By Stanley A. Fishman, author of Tender Grassfed Meat
Traditional peoples did not have the ability to purchase mineral supplements. Instead, they had something far better—bone broth. A soup made from the bones, sinew, and meat of grassfed animals.
These people had no scientists to identify and classify the minerals, or to come up with “minimum daily requirements.” Instead, they had something far better. A tradition of simmering the bones, sinew and meat from animals for many hours, and drinking the mineral-rich broth every day, getting everything needed to fully assimilate and use the minerals.
Just about every traditional people used bone broth.
Bone broth is not hard to make, though it must simmer for many hours for the nutrients to be released into the broth. Tender Grassfed Meat contains a number of recipes for traditional bone broth.
Bone broth is still the best and most natural way to ingest minerals and other vital nutrients. We can still get the bones, meat, and sinew to release their nutrients into the broth by simmering for many hours. However, it is vital to make broth from nutrient-rich bones, meat, and sinew. Which is why I make all my broths from the bones, sinew, and meat of grassfed or pastured animals.
The Magic of Bone Broth
We need many minerals to have healthy bones, and to support the proper functioning of our bodies. The bones and sinew of meat animals contain just about all of these minerals. However, the minerals are locked into the bones. Our ancestors found that the best way to get the nutrients out of the bones was to make a broth that would simmer for many hours. Water is a solvent, very good at getting things to dissolve. Simmering water is even better. The sinew and meat that cling to the bones also contain many beneficial nutrients, which are also released into the broth by long simmering.
The nutrients in broth are easily absorbed by the body, and you get the full range of nutrients. Human beings have drunk bone broth for many thousands of years, and our bodies have evolved to easily absorb the nutrients in broth.
The use of bone broth, from the bones of grassfed or pastured animals, or from wild fish, is universal among traditional cultures. Just about every people knew of the nutritional power of bone broth. Broth was a universal remedy for illness used by just about everybody.
Good Soil, Good Bones
It is important to realize that bones cannot release nutrients that are not there in the first place. The animals used for the broth should have been raised on good soil, so the animals got the nutrients that they needed for healthy bones.

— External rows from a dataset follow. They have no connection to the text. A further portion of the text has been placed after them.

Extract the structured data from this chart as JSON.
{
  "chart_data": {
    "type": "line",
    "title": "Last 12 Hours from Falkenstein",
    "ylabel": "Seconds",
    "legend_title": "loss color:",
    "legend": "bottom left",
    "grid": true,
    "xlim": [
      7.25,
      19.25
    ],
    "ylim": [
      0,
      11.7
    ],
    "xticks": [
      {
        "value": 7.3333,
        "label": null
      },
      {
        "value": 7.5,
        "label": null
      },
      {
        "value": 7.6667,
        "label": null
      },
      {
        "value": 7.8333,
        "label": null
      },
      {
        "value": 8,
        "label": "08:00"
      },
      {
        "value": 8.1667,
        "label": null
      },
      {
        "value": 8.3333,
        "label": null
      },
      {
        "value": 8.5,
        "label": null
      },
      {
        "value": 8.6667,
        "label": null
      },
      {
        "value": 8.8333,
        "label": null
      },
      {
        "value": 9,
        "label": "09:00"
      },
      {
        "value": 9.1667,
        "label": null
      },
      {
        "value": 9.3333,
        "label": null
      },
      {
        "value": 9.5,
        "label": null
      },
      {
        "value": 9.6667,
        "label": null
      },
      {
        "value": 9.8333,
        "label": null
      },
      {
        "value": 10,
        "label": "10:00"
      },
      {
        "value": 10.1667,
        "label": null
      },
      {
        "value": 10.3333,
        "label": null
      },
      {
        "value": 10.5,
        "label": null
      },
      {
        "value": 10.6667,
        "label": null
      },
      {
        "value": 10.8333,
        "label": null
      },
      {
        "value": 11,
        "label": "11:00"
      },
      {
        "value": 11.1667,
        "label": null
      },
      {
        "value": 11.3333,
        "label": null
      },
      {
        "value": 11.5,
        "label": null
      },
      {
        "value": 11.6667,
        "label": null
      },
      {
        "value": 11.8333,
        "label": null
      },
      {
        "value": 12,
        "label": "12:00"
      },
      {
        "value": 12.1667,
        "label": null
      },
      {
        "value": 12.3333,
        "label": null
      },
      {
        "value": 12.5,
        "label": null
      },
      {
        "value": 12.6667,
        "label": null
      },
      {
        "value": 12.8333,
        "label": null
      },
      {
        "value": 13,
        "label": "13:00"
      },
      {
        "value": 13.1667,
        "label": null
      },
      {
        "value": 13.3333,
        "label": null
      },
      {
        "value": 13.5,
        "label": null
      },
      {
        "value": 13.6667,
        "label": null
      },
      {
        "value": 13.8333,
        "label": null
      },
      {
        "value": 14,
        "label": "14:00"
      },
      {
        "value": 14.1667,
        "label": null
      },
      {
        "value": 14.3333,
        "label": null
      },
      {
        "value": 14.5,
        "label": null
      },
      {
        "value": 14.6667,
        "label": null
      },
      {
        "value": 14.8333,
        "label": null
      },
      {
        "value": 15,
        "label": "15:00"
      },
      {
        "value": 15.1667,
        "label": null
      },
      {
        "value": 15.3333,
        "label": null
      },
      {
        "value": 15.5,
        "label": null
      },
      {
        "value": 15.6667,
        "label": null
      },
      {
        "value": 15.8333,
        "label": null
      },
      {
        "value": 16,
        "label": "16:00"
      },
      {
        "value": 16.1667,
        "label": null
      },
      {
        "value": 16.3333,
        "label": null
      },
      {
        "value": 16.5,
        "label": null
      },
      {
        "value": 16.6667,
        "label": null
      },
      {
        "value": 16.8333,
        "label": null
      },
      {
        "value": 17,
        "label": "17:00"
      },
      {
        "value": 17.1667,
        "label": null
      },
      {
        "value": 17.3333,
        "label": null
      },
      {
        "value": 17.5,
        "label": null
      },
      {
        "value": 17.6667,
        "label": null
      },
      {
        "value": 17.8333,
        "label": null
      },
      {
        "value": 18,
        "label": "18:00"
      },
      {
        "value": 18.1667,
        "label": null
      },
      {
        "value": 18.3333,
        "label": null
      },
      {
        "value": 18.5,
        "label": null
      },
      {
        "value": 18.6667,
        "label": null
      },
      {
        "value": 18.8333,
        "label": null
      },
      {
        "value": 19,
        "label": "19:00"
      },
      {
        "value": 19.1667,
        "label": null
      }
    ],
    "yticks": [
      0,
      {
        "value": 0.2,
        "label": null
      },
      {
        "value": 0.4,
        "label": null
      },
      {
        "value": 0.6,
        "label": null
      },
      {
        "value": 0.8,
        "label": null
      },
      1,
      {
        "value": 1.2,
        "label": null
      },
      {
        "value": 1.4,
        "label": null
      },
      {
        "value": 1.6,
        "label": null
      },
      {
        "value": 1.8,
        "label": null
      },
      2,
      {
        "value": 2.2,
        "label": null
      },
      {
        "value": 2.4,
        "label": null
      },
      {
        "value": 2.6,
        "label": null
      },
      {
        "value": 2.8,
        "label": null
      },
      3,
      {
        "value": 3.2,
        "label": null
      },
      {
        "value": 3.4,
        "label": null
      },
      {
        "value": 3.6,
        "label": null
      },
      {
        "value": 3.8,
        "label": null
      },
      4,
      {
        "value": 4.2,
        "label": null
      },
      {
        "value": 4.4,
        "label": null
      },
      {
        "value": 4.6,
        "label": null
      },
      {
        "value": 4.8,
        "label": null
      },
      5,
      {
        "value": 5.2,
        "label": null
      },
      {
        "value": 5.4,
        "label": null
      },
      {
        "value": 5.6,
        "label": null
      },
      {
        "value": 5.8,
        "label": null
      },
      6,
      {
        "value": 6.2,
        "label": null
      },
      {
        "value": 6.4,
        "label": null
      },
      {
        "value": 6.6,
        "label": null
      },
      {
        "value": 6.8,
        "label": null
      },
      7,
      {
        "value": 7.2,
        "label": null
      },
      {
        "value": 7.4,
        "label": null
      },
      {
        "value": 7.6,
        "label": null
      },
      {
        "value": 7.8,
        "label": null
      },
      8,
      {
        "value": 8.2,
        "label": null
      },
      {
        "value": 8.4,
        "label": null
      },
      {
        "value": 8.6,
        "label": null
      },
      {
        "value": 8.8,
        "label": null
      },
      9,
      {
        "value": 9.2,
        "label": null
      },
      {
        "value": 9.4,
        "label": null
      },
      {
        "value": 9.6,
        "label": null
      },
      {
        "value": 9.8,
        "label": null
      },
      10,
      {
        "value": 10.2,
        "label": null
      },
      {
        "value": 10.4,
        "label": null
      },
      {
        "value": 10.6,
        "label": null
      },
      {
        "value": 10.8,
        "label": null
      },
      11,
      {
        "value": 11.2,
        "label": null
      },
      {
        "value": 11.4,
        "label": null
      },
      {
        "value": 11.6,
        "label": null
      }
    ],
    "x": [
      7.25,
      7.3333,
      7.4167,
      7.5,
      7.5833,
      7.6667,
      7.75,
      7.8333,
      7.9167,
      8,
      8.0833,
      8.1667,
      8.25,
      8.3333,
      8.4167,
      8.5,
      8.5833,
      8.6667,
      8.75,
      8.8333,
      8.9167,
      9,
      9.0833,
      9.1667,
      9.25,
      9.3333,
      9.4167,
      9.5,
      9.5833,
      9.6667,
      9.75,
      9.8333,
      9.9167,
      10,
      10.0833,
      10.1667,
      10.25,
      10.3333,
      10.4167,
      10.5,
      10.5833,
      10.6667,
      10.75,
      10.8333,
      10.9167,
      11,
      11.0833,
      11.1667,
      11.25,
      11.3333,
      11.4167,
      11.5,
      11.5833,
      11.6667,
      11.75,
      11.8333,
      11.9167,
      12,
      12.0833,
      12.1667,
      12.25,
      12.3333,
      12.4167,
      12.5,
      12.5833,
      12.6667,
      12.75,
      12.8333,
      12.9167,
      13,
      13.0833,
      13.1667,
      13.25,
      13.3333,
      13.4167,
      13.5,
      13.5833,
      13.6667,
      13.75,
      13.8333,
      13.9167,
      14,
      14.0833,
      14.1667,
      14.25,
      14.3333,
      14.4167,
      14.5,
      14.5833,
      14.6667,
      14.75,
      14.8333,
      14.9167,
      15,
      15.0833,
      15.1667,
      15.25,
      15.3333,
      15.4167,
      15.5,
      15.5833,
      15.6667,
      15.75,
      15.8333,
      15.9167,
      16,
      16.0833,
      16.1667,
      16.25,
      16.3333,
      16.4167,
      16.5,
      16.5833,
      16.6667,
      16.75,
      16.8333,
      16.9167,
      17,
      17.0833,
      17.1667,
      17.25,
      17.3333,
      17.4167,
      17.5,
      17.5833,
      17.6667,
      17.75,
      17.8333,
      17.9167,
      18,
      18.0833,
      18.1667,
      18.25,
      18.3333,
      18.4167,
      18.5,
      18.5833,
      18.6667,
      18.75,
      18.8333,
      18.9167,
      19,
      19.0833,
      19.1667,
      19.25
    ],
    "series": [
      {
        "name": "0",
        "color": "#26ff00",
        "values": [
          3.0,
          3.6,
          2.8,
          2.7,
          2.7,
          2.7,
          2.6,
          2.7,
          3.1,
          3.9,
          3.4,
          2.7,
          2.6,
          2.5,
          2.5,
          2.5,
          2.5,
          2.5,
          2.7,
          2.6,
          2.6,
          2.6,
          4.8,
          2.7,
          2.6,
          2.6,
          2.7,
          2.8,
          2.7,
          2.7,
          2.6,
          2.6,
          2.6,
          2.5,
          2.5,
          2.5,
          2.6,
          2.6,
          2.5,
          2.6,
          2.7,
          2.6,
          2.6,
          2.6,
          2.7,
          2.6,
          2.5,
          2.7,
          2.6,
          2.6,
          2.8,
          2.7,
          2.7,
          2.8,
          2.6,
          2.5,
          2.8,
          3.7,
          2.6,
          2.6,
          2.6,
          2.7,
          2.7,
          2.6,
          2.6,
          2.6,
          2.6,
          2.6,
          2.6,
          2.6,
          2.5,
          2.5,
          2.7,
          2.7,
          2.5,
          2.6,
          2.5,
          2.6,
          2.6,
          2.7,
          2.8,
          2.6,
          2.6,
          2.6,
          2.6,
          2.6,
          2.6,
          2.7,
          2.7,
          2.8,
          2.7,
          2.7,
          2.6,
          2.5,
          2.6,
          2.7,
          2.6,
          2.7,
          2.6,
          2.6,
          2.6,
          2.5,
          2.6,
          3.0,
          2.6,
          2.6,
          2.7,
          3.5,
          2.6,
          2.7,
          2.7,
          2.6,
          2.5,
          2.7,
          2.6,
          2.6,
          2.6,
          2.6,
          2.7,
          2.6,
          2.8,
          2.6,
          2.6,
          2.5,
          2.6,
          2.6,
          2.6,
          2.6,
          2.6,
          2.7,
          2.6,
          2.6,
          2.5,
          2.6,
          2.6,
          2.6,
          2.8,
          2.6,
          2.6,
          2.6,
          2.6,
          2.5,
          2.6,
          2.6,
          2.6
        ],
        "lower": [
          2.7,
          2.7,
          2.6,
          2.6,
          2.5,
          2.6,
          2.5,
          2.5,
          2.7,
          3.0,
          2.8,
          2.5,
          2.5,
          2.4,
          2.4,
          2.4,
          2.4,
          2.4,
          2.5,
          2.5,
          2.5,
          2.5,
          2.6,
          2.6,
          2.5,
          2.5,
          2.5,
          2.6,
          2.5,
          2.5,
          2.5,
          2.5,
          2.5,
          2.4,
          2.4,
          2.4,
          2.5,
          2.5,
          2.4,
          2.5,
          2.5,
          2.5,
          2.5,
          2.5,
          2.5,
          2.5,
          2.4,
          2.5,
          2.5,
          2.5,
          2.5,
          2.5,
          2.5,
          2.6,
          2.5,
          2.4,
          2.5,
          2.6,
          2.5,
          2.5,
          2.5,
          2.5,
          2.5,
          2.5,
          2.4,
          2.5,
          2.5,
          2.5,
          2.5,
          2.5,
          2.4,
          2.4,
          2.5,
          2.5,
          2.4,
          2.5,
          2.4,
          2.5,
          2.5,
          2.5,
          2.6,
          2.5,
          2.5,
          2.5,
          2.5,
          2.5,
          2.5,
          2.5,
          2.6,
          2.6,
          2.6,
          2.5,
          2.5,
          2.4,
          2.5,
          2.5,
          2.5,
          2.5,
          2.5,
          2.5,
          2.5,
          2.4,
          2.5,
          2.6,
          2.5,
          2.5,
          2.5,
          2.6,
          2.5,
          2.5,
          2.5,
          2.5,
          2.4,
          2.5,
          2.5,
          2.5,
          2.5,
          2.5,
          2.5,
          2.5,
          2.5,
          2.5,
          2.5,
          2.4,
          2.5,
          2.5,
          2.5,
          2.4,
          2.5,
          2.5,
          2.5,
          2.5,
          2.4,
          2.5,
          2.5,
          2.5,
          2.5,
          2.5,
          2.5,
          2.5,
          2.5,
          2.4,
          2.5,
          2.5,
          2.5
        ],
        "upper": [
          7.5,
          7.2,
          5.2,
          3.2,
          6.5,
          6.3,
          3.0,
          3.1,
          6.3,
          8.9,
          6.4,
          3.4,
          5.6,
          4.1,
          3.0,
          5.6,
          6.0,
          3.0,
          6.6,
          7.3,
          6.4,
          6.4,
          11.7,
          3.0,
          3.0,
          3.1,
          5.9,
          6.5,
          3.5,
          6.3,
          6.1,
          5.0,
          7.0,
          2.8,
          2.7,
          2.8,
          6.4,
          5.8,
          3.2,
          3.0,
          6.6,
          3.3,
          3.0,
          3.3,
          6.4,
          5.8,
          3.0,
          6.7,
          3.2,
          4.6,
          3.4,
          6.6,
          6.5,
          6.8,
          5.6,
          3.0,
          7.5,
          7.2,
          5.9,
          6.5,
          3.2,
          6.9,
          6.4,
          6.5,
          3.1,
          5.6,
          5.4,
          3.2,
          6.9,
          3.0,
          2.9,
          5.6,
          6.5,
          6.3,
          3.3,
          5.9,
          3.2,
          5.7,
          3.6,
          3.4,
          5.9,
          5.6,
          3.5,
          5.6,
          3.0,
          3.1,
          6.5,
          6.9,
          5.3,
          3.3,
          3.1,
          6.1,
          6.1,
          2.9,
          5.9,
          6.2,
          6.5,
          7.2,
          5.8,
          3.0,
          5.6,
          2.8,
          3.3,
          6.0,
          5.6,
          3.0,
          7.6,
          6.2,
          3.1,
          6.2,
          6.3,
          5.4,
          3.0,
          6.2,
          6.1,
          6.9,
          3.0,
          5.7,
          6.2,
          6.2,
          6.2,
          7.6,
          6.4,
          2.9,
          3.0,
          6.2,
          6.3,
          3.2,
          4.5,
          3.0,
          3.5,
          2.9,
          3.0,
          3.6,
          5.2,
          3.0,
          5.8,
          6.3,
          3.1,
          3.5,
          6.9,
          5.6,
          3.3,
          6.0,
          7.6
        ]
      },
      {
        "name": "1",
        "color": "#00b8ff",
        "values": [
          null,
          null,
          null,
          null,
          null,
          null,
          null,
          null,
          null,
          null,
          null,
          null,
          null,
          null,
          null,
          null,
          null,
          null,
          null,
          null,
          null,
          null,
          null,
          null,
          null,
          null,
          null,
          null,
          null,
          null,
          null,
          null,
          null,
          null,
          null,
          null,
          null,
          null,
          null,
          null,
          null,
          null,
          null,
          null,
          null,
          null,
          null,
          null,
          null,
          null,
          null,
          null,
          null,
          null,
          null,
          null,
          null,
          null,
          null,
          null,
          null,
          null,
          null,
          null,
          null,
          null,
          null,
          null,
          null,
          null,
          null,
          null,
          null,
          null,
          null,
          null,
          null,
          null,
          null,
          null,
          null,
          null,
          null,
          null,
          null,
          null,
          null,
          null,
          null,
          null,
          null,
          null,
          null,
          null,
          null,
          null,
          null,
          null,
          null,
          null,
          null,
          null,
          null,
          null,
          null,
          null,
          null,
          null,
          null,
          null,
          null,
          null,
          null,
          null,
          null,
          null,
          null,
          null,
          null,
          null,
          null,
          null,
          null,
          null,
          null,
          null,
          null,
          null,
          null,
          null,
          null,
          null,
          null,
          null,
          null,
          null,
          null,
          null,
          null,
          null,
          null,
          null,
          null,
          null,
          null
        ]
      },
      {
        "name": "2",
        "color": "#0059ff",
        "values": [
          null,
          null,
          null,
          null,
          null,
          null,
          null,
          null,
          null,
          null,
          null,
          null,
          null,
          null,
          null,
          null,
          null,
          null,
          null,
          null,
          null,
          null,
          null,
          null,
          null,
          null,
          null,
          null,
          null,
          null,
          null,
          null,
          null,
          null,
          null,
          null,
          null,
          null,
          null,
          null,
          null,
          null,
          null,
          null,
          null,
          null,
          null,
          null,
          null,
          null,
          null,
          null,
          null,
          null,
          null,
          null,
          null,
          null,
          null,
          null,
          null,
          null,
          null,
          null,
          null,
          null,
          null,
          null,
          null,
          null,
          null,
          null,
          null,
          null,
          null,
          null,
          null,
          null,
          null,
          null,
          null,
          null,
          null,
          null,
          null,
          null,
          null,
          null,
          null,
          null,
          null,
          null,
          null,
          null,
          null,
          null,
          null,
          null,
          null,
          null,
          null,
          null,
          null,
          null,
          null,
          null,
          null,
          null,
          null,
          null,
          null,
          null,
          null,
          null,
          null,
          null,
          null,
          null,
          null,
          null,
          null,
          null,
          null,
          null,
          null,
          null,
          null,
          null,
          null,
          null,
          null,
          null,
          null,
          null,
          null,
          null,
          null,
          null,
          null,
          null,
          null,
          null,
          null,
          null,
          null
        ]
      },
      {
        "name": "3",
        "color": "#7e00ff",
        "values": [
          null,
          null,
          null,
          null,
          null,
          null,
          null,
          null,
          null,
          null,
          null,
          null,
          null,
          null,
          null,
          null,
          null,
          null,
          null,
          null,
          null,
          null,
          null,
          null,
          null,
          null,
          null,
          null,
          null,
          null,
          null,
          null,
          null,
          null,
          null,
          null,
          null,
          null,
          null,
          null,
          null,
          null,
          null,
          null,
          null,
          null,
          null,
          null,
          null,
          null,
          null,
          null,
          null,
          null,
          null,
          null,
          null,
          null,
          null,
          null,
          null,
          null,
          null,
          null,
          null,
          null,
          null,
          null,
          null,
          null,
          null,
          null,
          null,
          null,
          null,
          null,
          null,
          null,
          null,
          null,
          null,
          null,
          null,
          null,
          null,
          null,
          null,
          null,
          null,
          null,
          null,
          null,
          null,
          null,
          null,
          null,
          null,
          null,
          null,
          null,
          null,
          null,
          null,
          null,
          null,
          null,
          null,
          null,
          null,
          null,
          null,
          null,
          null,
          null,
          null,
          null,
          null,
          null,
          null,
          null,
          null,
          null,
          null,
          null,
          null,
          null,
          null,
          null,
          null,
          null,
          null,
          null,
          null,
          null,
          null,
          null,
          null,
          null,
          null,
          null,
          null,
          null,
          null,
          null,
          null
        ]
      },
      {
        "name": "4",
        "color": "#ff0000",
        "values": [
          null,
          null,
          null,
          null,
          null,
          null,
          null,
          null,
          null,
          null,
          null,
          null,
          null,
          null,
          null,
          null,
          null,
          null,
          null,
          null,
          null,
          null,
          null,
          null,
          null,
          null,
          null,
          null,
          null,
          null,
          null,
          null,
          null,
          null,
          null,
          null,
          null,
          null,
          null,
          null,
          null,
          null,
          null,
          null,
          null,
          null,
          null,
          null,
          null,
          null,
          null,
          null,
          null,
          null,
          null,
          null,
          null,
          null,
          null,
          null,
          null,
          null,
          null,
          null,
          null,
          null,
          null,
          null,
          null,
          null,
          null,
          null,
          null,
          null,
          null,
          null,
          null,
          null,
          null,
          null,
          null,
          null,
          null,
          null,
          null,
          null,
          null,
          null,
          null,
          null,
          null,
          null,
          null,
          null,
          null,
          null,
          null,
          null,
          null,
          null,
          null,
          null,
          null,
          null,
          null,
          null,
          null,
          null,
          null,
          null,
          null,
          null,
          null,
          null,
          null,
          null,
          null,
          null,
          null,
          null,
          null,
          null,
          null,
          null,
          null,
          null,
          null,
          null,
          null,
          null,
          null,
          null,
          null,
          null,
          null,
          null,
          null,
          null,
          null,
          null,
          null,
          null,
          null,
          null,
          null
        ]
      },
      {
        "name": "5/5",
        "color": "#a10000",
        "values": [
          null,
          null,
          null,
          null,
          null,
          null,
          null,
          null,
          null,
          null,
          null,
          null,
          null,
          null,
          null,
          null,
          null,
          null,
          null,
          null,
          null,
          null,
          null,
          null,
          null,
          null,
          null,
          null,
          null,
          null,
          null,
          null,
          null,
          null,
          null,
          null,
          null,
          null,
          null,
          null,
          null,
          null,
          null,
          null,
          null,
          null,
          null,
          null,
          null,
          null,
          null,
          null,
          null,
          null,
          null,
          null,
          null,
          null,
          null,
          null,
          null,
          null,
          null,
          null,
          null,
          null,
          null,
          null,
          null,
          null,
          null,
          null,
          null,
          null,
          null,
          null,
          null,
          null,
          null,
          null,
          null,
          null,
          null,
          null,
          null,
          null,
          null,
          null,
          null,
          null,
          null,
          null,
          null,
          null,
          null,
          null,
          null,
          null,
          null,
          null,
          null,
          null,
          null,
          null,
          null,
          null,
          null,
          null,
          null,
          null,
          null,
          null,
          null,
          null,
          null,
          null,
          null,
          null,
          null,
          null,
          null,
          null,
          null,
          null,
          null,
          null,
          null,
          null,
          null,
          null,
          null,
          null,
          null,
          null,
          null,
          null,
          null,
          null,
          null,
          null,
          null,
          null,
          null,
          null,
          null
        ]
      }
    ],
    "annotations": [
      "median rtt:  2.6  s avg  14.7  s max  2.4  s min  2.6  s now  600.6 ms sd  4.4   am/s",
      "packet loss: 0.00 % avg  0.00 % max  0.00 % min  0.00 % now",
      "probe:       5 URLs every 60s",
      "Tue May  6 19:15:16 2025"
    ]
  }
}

The animals should also have been fed their natural feed, grass.
Unfortunately, the nutrient content of soil, plants, and animal foods has been steadily declining because of the unnatural practices of industrial agriculture, which deplete the soil of many important nutrients. Industrial agriculture also gives species-inappropriate feed to meat animals, which often has an adverse effect on the nutritional value of the animal.
Grassfed animals, raised on good soil, have healthy bones loaded with nutrients, and are the best choice for bone broth. Grassfed bones also make the broth taste much better.
My family has some homemade bone broth every day. The broth tastes so good, and feels so right as it is slowly sipped and absorbed. Grassfed bone broth is a nutritional treasure.